Author: Brian C. Mahon

Posit this: If post-singularity, the lucky ascendants have their consciousness uploaded to a massive mainframe, they would have two rewards.

One: As long as the servers are powered, time is untethered from sensory perception. A second could be a year, and millennium could be a microsecond.

Two: The uploaded population could offer relatively simultaneous concurrence or dissent to any problem or plan put out by any other member. Representative democracy at the speed of ultimate non-quantum processing power.

“So what?” you ask.

Fantastic question. Allow me to address.

Suppose you were an advanced class II or, easily, a class III Kardashev civilization, where some portion of the populace was selectively uploaded to digitally feigned immortality. In this capacity, the populace is, as a whole, capable of lightning speed decisions and bearing the patience of a geologic formation when it comes to watching strategies unfold.
Imagine such a civilization receives a radio signal or notices a non-native satellite. These would indicate an up-and-coming species: youthful, naïve, but with potential to be problematic for our class II/III if ignored. Let’s say this advanced Kardashev civilization determines it can’t risk failing to recognize a duplicitous signal, that it is safer to assume a civilization searching for others is looking for competitors, not friends.
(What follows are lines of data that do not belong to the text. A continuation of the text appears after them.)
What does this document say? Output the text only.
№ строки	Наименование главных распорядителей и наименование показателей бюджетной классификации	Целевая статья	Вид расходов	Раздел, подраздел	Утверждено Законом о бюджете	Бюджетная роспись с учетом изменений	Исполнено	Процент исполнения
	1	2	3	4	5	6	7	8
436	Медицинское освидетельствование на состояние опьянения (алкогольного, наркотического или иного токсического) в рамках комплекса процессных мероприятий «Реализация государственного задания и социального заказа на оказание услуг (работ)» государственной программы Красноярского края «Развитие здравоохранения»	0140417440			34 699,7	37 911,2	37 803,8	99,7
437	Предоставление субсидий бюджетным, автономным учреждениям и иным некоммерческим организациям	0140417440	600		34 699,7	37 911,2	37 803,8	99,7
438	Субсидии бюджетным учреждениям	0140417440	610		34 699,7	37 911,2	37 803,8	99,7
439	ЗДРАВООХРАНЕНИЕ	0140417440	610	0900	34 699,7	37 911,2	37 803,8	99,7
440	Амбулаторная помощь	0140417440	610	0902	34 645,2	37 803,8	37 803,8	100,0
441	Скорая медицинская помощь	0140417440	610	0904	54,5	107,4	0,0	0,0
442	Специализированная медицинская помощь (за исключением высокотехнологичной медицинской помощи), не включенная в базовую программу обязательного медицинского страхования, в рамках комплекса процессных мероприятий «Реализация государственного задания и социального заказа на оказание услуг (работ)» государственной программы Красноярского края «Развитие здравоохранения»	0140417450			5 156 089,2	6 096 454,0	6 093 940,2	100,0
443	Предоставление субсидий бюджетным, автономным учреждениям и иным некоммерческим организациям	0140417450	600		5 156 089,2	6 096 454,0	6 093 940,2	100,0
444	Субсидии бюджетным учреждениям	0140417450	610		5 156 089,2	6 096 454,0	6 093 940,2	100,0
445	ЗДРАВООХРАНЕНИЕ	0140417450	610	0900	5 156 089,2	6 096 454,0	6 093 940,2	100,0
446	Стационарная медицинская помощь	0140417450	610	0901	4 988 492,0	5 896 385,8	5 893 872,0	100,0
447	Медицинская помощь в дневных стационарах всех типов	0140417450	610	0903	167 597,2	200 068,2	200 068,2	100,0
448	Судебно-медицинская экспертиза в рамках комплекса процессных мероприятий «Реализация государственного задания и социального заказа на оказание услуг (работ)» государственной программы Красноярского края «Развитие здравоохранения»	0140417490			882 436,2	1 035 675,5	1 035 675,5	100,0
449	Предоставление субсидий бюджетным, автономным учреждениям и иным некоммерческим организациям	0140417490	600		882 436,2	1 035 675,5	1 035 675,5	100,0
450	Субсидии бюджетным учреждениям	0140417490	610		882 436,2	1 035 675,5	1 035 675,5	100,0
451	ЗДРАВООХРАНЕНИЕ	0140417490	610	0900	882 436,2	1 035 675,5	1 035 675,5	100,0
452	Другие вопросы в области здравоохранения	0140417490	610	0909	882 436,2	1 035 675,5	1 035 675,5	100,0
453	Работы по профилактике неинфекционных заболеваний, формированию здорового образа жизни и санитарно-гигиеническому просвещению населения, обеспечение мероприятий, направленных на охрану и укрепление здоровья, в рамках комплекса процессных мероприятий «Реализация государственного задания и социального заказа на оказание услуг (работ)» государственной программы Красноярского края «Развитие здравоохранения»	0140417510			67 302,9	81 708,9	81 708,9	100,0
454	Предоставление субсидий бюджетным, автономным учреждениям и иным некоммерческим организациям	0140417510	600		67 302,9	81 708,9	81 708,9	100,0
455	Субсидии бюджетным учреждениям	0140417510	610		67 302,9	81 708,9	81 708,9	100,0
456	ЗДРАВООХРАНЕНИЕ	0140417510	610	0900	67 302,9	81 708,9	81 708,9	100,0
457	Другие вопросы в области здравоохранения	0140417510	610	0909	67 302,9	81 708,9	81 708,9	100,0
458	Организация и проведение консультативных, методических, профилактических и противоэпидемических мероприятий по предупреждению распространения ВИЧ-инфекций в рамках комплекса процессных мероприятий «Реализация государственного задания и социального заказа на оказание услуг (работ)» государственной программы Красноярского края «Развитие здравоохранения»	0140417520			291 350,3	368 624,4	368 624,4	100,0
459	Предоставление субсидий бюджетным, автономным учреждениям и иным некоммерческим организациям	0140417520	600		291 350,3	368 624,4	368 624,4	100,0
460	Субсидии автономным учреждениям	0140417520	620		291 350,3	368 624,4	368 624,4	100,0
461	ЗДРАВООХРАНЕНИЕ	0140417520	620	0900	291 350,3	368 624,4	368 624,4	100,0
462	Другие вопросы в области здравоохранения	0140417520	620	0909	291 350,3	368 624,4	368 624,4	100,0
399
Now, last assumption, and please don’t lose track of this point: If time is perceptively meaningless to such a civilization, then warfare, as we typically understand it, can be waged on the scale of the imperceptible. By that, I mean, only the class II/III Kardashev knows it’s engaged in war. For example, a “rogue planet”, as we know it, could be a rogue planet to any other class I civilization. But to the advanced, digitalized society capable of both calculation and motive force, that planet is a mortar round sent to ensure personal prosperity and peace via complete obliteration of any and all competitors. In that regard, rogue planets defying our classical understandings of planetary lifecycles make more sense.
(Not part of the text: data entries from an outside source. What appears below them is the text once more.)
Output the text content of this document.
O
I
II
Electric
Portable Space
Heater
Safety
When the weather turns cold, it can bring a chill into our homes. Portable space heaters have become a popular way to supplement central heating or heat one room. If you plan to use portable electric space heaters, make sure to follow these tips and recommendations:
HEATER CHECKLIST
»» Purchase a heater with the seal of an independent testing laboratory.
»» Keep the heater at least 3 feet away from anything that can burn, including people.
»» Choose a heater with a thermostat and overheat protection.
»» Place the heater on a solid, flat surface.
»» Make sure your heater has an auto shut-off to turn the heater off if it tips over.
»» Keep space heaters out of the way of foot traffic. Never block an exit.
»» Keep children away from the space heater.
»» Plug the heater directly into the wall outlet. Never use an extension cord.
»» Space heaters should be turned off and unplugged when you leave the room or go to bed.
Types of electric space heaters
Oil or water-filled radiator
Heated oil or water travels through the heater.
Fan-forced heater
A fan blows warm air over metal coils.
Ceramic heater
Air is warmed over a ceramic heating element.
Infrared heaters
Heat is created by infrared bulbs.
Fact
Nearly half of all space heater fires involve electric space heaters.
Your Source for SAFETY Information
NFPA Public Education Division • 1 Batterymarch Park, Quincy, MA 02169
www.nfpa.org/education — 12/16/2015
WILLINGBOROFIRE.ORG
For posterity, allow me to provide one last clarifying statement. I had significant help in coming to this conclusion. In fact, Xeno species X-3 attached a repetitive transmitter to exo-object H-16 to state just as much. When H-16 was verifiably on a collision course, the transmitter sent laser and radio signals for us (that is, me) to discover and translate. Such a transmission causes reflection such as this. I wish we had the opportunity to see time beyond the “generation” iteration that species X-3 managed to transcend. As it is, we always view our problems in the now, discounting those from before, pretending that the future doesn’t exist. Maybe we could have gotten ahead of this and sent an asteroid of our own over first.
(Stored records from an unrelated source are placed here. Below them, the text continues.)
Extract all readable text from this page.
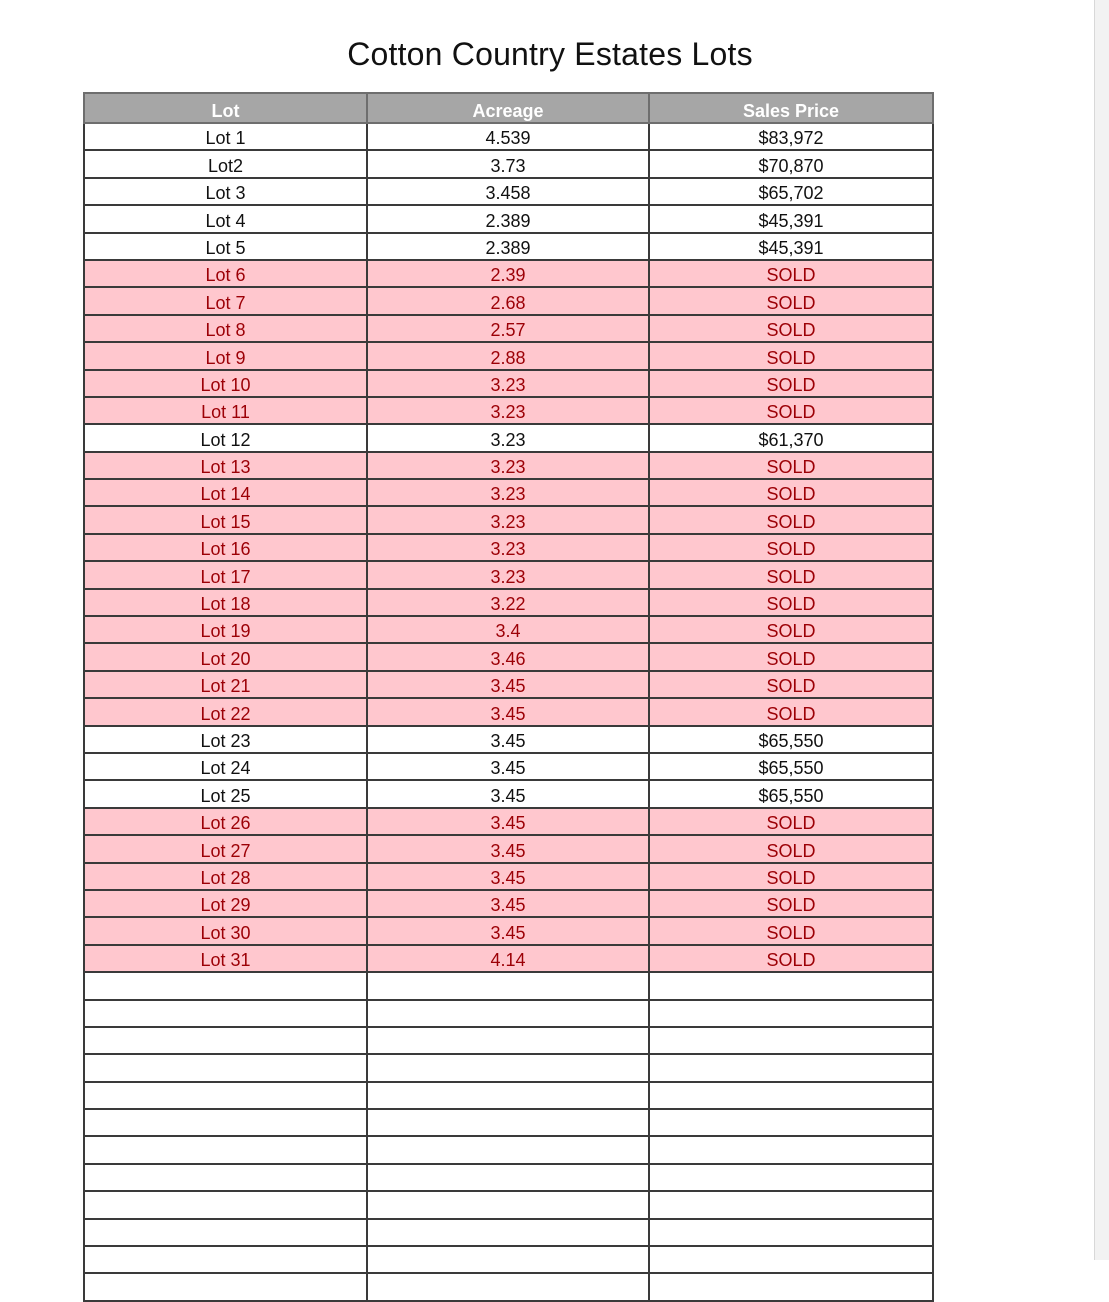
Cotton Country Estates Lots
Lot	Acreage	Sales Price
Lot 1	4.539	$83,972
Lot2	3.73	$70,870
Lot 3	3.458	$65,702
Lot 4	2.389	$45,391
Lot 5	2.389	$45,391
Lot 6	2.39	SOLD
Lot 7	2.68	SOLD
Lot 8	2.57	SOLD
Lot 9	2.88	SOLD
Lot 10	3.23	SOLD
Lot 11	3.23	SOLD
Lot 12	3.23	$61,370
Lot 13	3.23	SOLD
Lot 14	3.23	SOLD
Lot 15	3.23	SOLD
Lot 16	3.23	SOLD
Lot 17	3.23	SOLD
Lot 18	3.22	SOLD
Lot 19	3.4	SOLD
Lot 20	3.46	SOLD
Lot 21	3.45	SOLD
Lot 22	3.45	SOLD
Lot 23	3.45	$65,550
Lot 24	3.45	$65,550
Lot 25	3.45	$65,550
Lot 26	3.45	SOLD
Lot 27	3.45	SOLD
Lot 28	3.45	SOLD
Lot 29	3.45	SOLD
Lot 30	3.45	SOLD
Lot 31	4.14	SOLD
I was always fascinated more by the influence of perception on time than the rational concept of time being a consequence of mass. I wish we had more time to explore it. Perhaps in reflection, with nothing left to do but wait for imminent collision, I wish nature’s answer to the question of how to secure life was more imaginative and less consistent than “at the expense of others”. Perhaps X-3, unbound by time, determined there was no alternative. Should it matter at the point? I- we are robbed of the chance to find out ourselves.